Mozarts »Entführung« am Theater Bielefeld

Von Uta Jostwerner
Bielefeld (WB). Nein, Sie sind nicht aus versehen ins Kino gegangen, sondern in die Oper. Gegeben wird Mozarts Singspiel »Die Entführung aus dem Serail« und mit der sich hinter dem Orchestergraben auftürmenden weißen Wand hat es so seine Bewandtnis.
Knallharte Revierkämpfe: Belmonte und Pedrillo überfallen Osmin. Foto: Theater Bielefeld
Roman Hovenbitzer nutzt sie in seiner aktuellen Inszenierung am Theater Bielefeld mal als Projektionsfläche, mal als Grenzlinie zwischen zwei unvereinbaren Welten. Manchmal fährt das fahle Ungetüm wie ein Vorhang auseinander und zieht den Zuschauer hinein in die Verwirrungen, Zweifel und Verletzungen, die allen Beteiligten widerfahren, weil sie unfrei sind, weil sie das Fremde ablehnen und es ihnen unmöglich ist, angestammten Denkweisen zu entsagen.
Es sind die Einschränkungen, die jeder in sich selbst trägt und die mitunter zu tragischen Biografien führen.

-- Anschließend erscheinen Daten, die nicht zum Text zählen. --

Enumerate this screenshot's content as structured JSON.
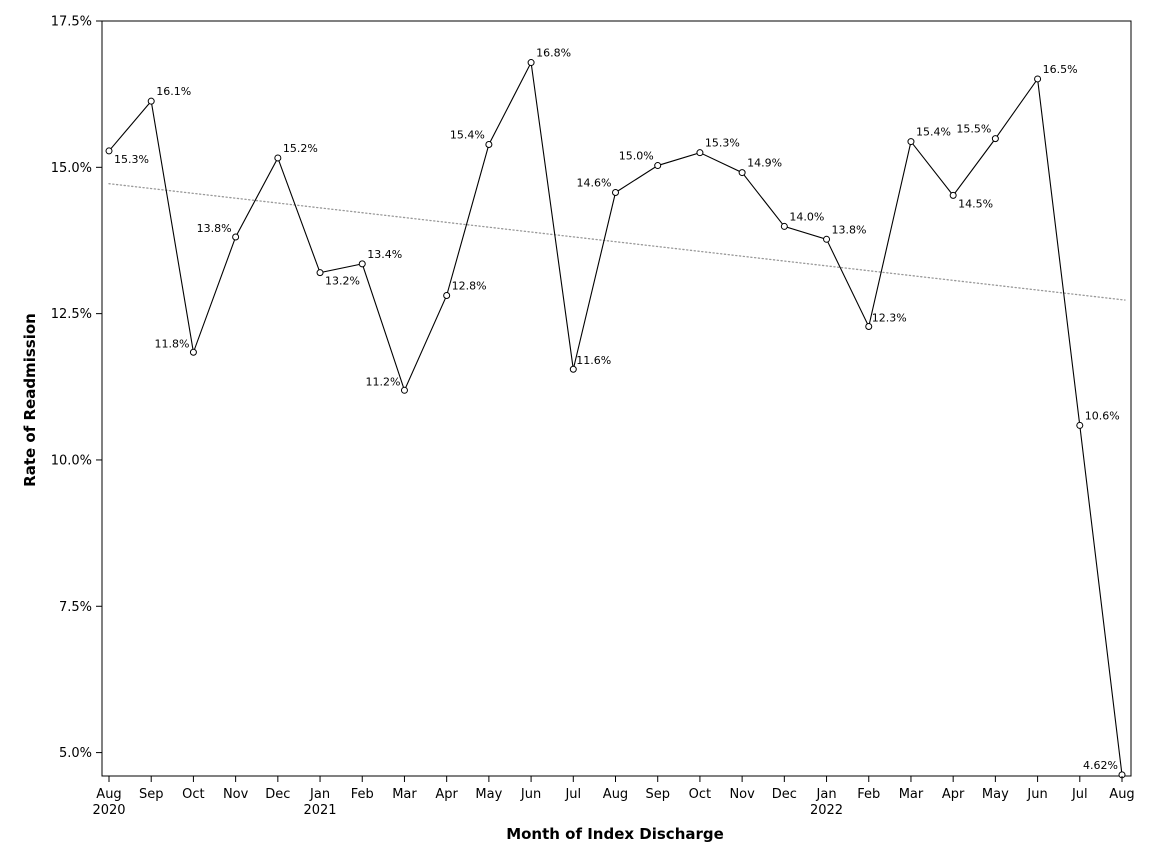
{
  "chart_data": {
    "type": "line",
    "xlabel": "Month of Index Discharge",
    "ylabel": "Rate of Readmission",
    "ylim": [
      4.6,
      17.5
    ],
    "yticks": [
      "5.0%",
      "7.5%",
      "10.0%",
      "12.5%",
      "15.0%",
      "17.5%"
    ],
    "ytick_values": [
      5.0,
      7.5,
      10.0,
      12.5,
      15.0,
      17.5
    ],
    "categories": [
      "Aug",
      "Sep",
      "Oct",
      "Nov",
      "Dec",
      "Jan",
      "Feb",
      "Mar",
      "Apr",
      "May",
      "Jun",
      "Jul",
      "Aug",
      "Sep",
      "Oct",
      "Nov",
      "Dec",
      "Jan",
      "Feb",
      "Mar",
      "Apr",
      "May",
      "Jun",
      "Jul",
      "Aug"
    ],
    "year_labels": [
      {
        "index": 0,
        "text": "2020"
      },
      {
        "index": 5,
        "text": "2021"
      },
      {
        "index": 17,
        "text": "2022"
      }
    ],
    "series": [
      {
        "values": [
          15.28,
          16.13,
          11.84,
          13.81,
          15.16,
          13.2,
          13.35,
          11.19,
          12.81,
          15.39,
          16.79,
          11.55,
          14.57,
          15.03,
          15.25,
          14.91,
          13.99,
          13.77,
          12.28,
          15.44,
          14.52,
          15.49,
          16.51,
          10.59,
          4.62
        ],
        "labels": [
          "15.3%",
          "16.1%",
          "11.8%",
          "13.8%",
          "15.2%",
          "13.2%",
          "13.4%",
          "11.2%",
          "12.8%",
          "15.4%",
          "16.8%",
          "11.6%",
          "14.6%",
          "15.0%",
          "15.3%",
          "14.9%",
          "14.0%",
          "13.8%",
          "12.3%",
          "15.4%",
          "14.5%",
          "15.5%",
          "16.5%",
          "10.6%",
          "4.62%"
        ],
        "label_positions": [
          "below-right",
          "above-right",
          "left",
          "left",
          "above-right",
          "below-right",
          "above-right",
          "left",
          "above-right",
          "above-left",
          "above-right",
          "right",
          "above-left",
          "above-left",
          "above-right",
          "above-right",
          "above-right",
          "above-right",
          "right",
          "above-right",
          "below-right",
          "above-left",
          "above-right",
          "above-right",
          "above-left"
        ]
      }
    ],
    "trendline": {
      "style": "dotted",
      "start": 14.72,
      "end": 12.74,
      "color": "#999999"
    },
    "grid": false,
    "legend": "none"
  }
}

Hovenbitzer und Anna Siegrot (Bühne und Kostüme) haben die Grenzen in ihrer Inszenierung farblos markiert, die Charaktere dafür um so schillernder gezeichnet. In der von Orientalismen entstaubten Guckkastenbühne nimmt die Regie das subtile Geflecht der beiden Dreiecksbeziehungen unter die Lupe, überhöht die Seelennot in Form von Videoeinspielungen und hält das Zaudern in Standbildern fest.

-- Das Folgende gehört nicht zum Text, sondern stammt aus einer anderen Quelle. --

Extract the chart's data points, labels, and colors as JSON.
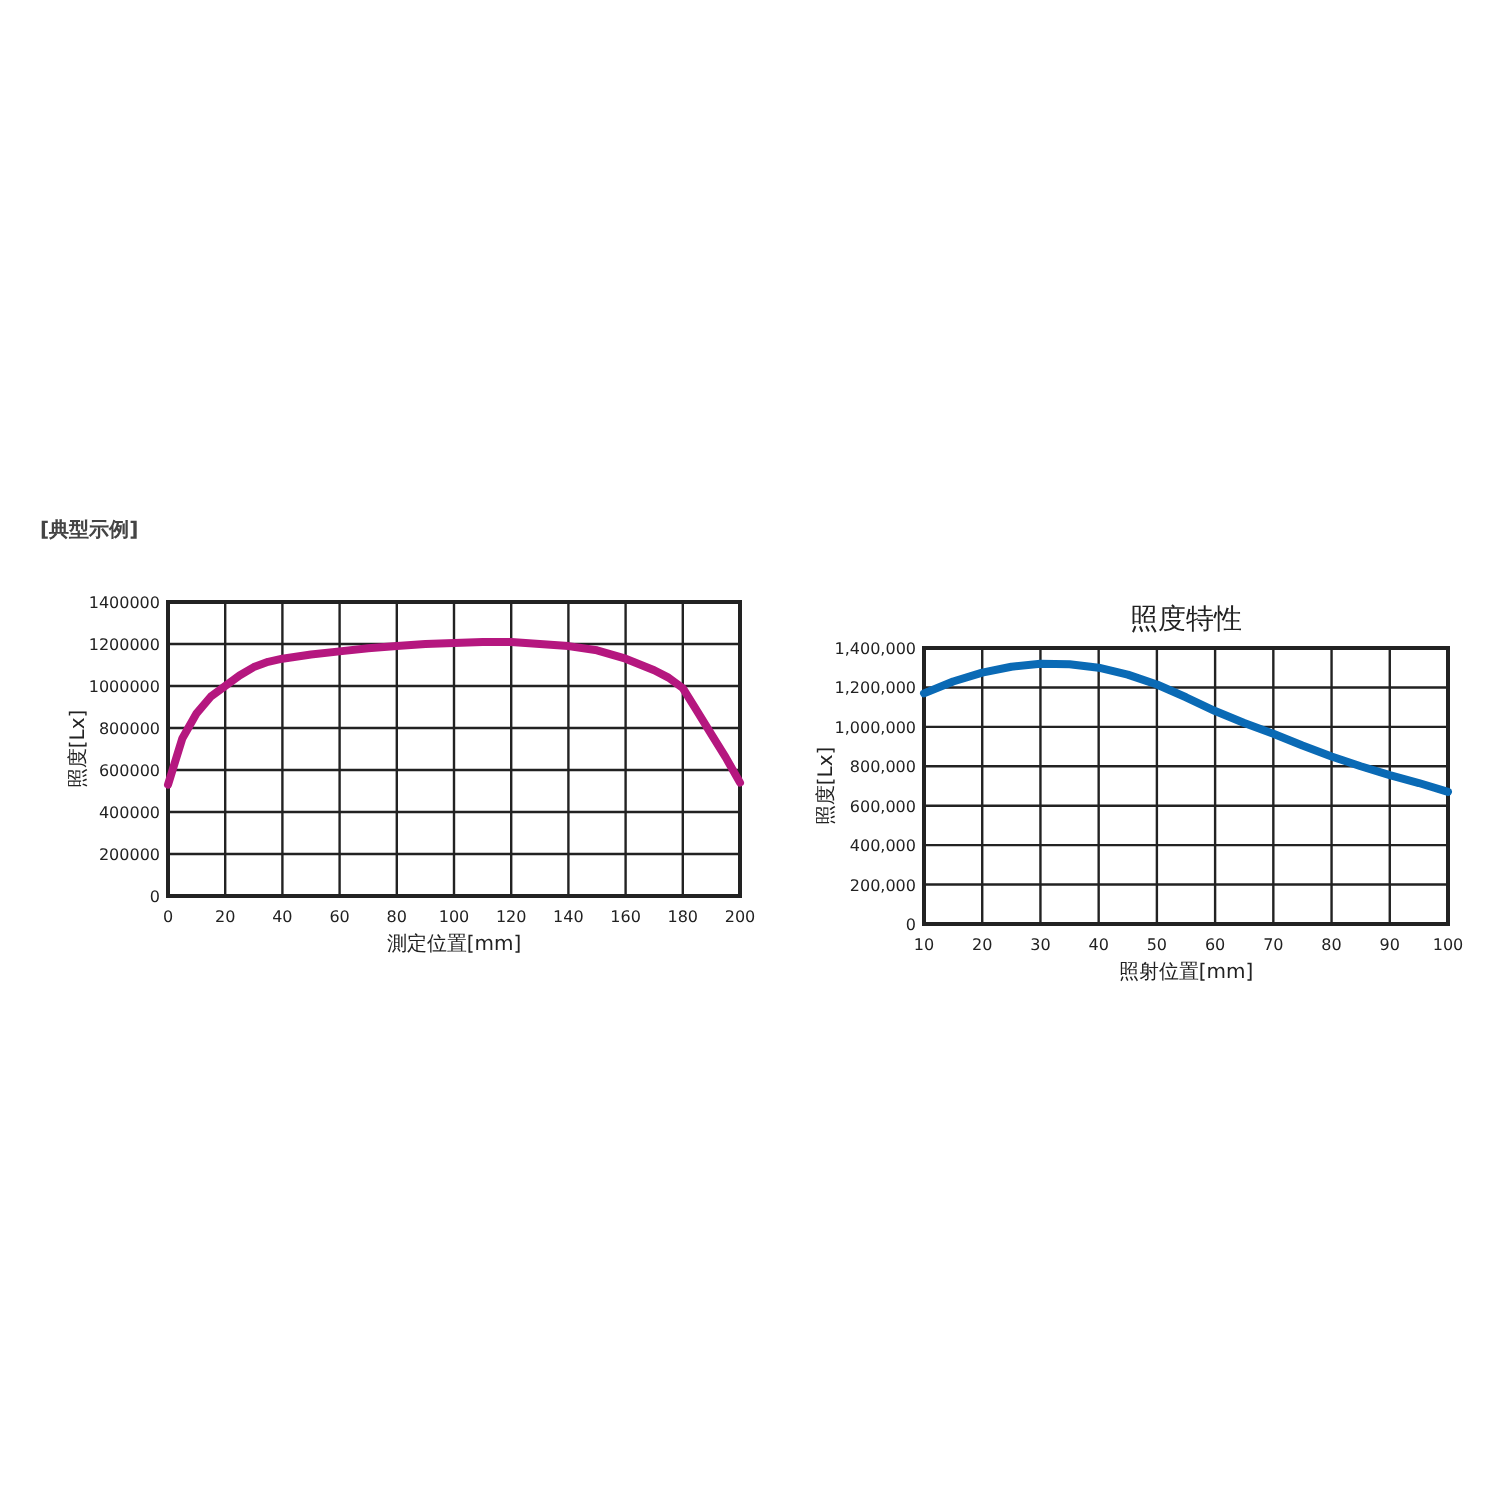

Ja, diese »Entführung« bedient sich der modernen Medien wie auch der Bassa Selim (Thomas Wolff leuchtet ihn vielschichtig aus) ganz westlich-modern seine Haremsdamen videoüberwacht am Computer arbeiten lässt. Denn der Patriarch ist ebenso wie sein Leibwächter Osmin (Jacek Janiszewski mit warm-voluminösem und facettenreichem Bass) gepflegt und gebildet. Dagegen nehmen sich Belmonte (Juhan Tralla kraftvoller Tenorstrahl) und Pedrillo (Simeon Esper in bester Buffo-Laune) eher wie tumbe Tölpel aus. Kein Wunder, wenn sich die sensible Konstanze (Melanie Kreuter mit überwältigender Bühnenpräsenz und brillanter Koloraturkunst) zu dem Feingeist Selim hingezogen fühlt und es dem kessen Luder Blonde (Victoria Granlund gesanglich wie darstellerisch verführerisch) ein tierisches Vergnügen bereitet, den tadellosen Osmin zu bezirzen
Am Ende fehlt beiden die Entschlossenheit, sich aus alten Fesseln zu befreien und ein selbstbestimmtes Leben zu führen. Das holt man sich allenfalls noch bei einer Tüte Chips als Spielfilm ins heimische Wohnzimmer. Selbst schuld! Slapstick, originelle Einfälle und locker-flockige Dialoge verhindern, dass der Abend als Trauerspiel endet und lassen die Stimmung geschickt zwischen Tragik und Komik changieren.
In diesem Sinne steht mit Kevin John Edusei ein Kapellmeister am Pult der Bielefelder Philharmoniker, der kein Tschinderrassa zur Unterhaltung der Gelangweilten formt, sondern furiose Gefühle und leise leidvolle Abgründe gefühlvoll ausleuchtet.